Bupati Bengkalis, Ir, H. Herliyan Saleh, Msc, menegaskan seputar pembenahan proyek unggulan wisata di daerahnya. Menurutnya, salah satu kabupaten tertua di Riau ini punya potensi yang luar biasa dari sisi pengembangan pariwisatanya. Selain objek pariwista sejarah, kulinernya yang khas yaitu lempok durian (dodol durian) dan ikan terumbuk asli.

Bengkalis juga menyimpan sebuah tujuan wisata pantai yang siap merebut hati wisatawan lokal dan wistawan Malaysia serta wisatawan dari manca negara.

Pulau Rupat dari dulu disebut sebagai pulau harapan. Pulau Rupat ini terletak di Selat Malaka, dan bisa ditempuh dengan speed boat sekitar 1,5 jam dari pelabuhan Dumai. Pulau ini sangat strategis karena pulau ini menghubungkan Pulau Sumatra dan Semenanjung Malaysia. Bengkalis juga memiliki sebuah tarian yang berunsur magis dan amat menarik untuk ditonton. Namanya tarian Zapin Api. Tarian ini dibawakan oleh suku asli Pulau Rupat, yakni suku Akit, yang pada umumnya profesi mereka adalah nelayan.

Pulau Rupat ini dipersiapkan menjadi pintu gerbang utama masuk Riau. Pulau ini juga sudah terdaftar di Jakarta sebagai tujuan wisata nasional.

Namun tak bisa dipungkiri, kondisi Pulau Rupat dari negeri tetangga kita yaitu Malaysia, tak ayal menimbulkan kesan ironis. Jika disebrang terkesan terang benderang, namun di saat kita memandang ke Pulau Rupat, pulau elok ini seringkali menyuguhkan suasana gelap gulita. Seolah pulau tak berpenghuni, karena minimnya fasilitas listrik. Dari sini akses untuk menyebrang ke Malaysia, warga Pulau Rupat hanya butuh waktu 45 menit saja untuk bisa sampai ke sana dengan menggunakan speed boat. Jika infrastruktur bagus, promosi gencar, maka akan banyak investor yang tertarik. Dan saat ini Bengkalis sedang giat-giatnya menjaring investor.
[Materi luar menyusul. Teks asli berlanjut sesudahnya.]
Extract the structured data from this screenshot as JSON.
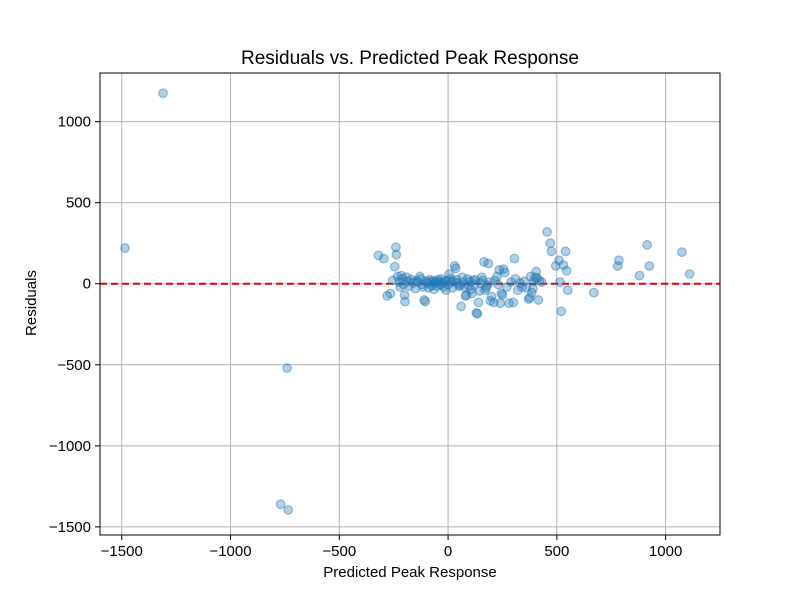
{
  "chart_data": {
    "type": "scatter",
    "title": "Residuals vs. Predicted Peak Response",
    "xlabel": "Predicted Peak Response",
    "ylabel": "Residuals",
    "xlim": [
      -1600,
      1250
    ],
    "ylim": [
      -1550,
      1300
    ],
    "xticks": [
      -1500,
      -1000,
      -500,
      0,
      500,
      1000
    ],
    "yticks": [
      -1500,
      -1000,
      -500,
      0,
      500,
      1000
    ],
    "xtick_labels": [
      "−1500",
      "−1000",
      "−500",
      "0",
      "500",
      "1000"
    ],
    "ytick_labels": [
      "−1500",
      "−1000",
      "−500",
      "0",
      "500",
      "1000"
    ],
    "grid": true,
    "reference_line": {
      "y": 0,
      "color": "#e00000",
      "style": "dashed"
    },
    "marker_color": "#1f77b4",
    "marker_alpha": 0.35,
    "points": [
      [
        -1485,
        220
      ],
      [
        -1310,
        1175
      ],
      [
        -740,
        -520
      ],
      [
        -770,
        -1360
      ],
      [
        -735,
        -1395
      ],
      [
        -320,
        175
      ],
      [
        -295,
        155
      ],
      [
        -280,
        -75
      ],
      [
        -265,
        -60
      ],
      [
        -255,
        20
      ],
      [
        -245,
        105
      ],
      [
        -240,
        225
      ],
      [
        -238,
        180
      ],
      [
        -232,
        45
      ],
      [
        -225,
        10
      ],
      [
        -220,
        -20
      ],
      [
        -215,
        50
      ],
      [
        -210,
        30
      ],
      [
        -205,
        -5
      ],
      [
        -200,
        -70
      ],
      [
        -198,
        -110
      ],
      [
        -190,
        40
      ],
      [
        -185,
        15
      ],
      [
        -180,
        -15
      ],
      [
        -170,
        25
      ],
      [
        -160,
        5
      ],
      [
        -150,
        -30
      ],
      [
        -145,
        20
      ],
      [
        -140,
        10
      ],
      [
        -130,
        45
      ],
      [
        -125,
        30
      ],
      [
        -120,
        -5
      ],
      [
        -115,
        -20
      ],
      [
        -110,
        -100
      ],
      [
        -105,
        -110
      ],
      [
        -100,
        15
      ],
      [
        -95,
        5
      ],
      [
        -90,
        -25
      ],
      [
        -85,
        25
      ],
      [
        -80,
        10
      ],
      [
        -75,
        -10
      ],
      [
        -70,
        20
      ],
      [
        -65,
        -35
      ],
      [
        -60,
        5
      ],
      [
        -55,
        15
      ],
      [
        -50,
        -15
      ],
      [
        -45,
        25
      ],
      [
        -40,
        10
      ],
      [
        -35,
        -5
      ],
      [
        -30,
        30
      ],
      [
        -25,
        5
      ],
      [
        -20,
        -20
      ],
      [
        -15,
        15
      ],
      [
        -10,
        -40
      ],
      [
        -5,
        20
      ],
      [
        0,
        -5
      ],
      [
        5,
        60
      ],
      [
        10,
        30
      ],
      [
        15,
        10
      ],
      [
        20,
        -25
      ],
      [
        25,
        15
      ],
      [
        30,
        110
      ],
      [
        35,
        95
      ],
      [
        40,
        25
      ],
      [
        45,
        5
      ],
      [
        50,
        -15
      ],
      [
        55,
        -10
      ],
      [
        60,
        -140
      ],
      [
        65,
        40
      ],
      [
        70,
        10
      ],
      [
        75,
        -20
      ],
      [
        80,
        -75
      ],
      [
        85,
        -70
      ],
      [
        90,
        30
      ],
      [
        95,
        -10
      ],
      [
        100,
        15
      ],
      [
        105,
        -35
      ],
      [
        110,
        -60
      ],
      [
        115,
        20
      ],
      [
        120,
        -5
      ],
      [
        125,
        25
      ],
      [
        130,
        -180
      ],
      [
        135,
        -185
      ],
      [
        140,
        -115
      ],
      [
        145,
        -45
      ],
      [
        150,
        5
      ],
      [
        155,
        40
      ],
      [
        160,
        20
      ],
      [
        165,
        135
      ],
      [
        170,
        -40
      ],
      [
        175,
        -25
      ],
      [
        180,
        -10
      ],
      [
        185,
        125
      ],
      [
        190,
        10
      ],
      [
        195,
        -105
      ],
      [
        200,
        -80
      ],
      [
        210,
        -115
      ],
      [
        215,
        20
      ],
      [
        225,
        45
      ],
      [
        230,
        -5
      ],
      [
        235,
        85
      ],
      [
        240,
        -120
      ],
      [
        245,
        -60
      ],
      [
        250,
        -70
      ],
      [
        255,
        90
      ],
      [
        260,
        70
      ],
      [
        270,
        -20
      ],
      [
        280,
        -120
      ],
      [
        290,
        10
      ],
      [
        300,
        -115
      ],
      [
        305,
        155
      ],
      [
        310,
        30
      ],
      [
        320,
        -40
      ],
      [
        330,
        5
      ],
      [
        340,
        -20
      ],
      [
        350,
        15
      ],
      [
        360,
        -25
      ],
      [
        370,
        -95
      ],
      [
        375,
        -85
      ],
      [
        380,
        45
      ],
      [
        385,
        -55
      ],
      [
        390,
        -30
      ],
      [
        395,
        15
      ],
      [
        400,
        40
      ],
      [
        405,
        75
      ],
      [
        410,
        35
      ],
      [
        415,
        -100
      ],
      [
        420,
        20
      ],
      [
        430,
        10
      ],
      [
        455,
        320
      ],
      [
        470,
        250
      ],
      [
        475,
        200
      ],
      [
        495,
        110
      ],
      [
        510,
        145
      ],
      [
        515,
        10
      ],
      [
        520,
        -170
      ],
      [
        530,
        115
      ],
      [
        540,
        200
      ],
      [
        545,
        80
      ],
      [
        550,
        -40
      ],
      [
        670,
        -55
      ],
      [
        780,
        110
      ],
      [
        785,
        145
      ],
      [
        880,
        50
      ],
      [
        915,
        240
      ],
      [
        925,
        110
      ],
      [
        1075,
        195
      ],
      [
        1110,
        60
      ]
    ]
  }
}
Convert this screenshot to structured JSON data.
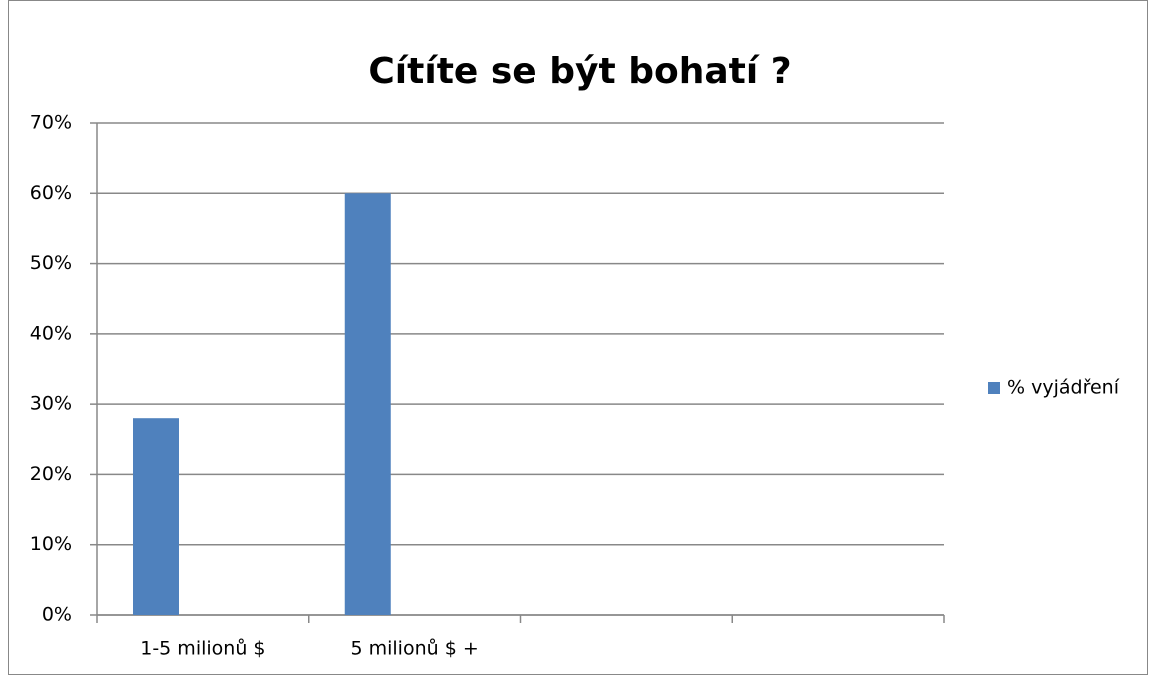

Untuk itulah, berbagai kegiatan yang berhubungan dengan wisata pantai akan dilengkapi di pulau ini, Seperti :

  • Motorcross Pantai.
  • Banana Boat.
  • Sepeda Air.
  • Outbound.
  • Camping.
  • Wind Surfing.
  • Bermain perahu kano yang sangat digemari oleh masyarakat Malaysia.

Diharapkan dengan fasilitas ini membawa Pulau Rupat hadir sejajar dengan destinasi favorit wisata dunia lainnya.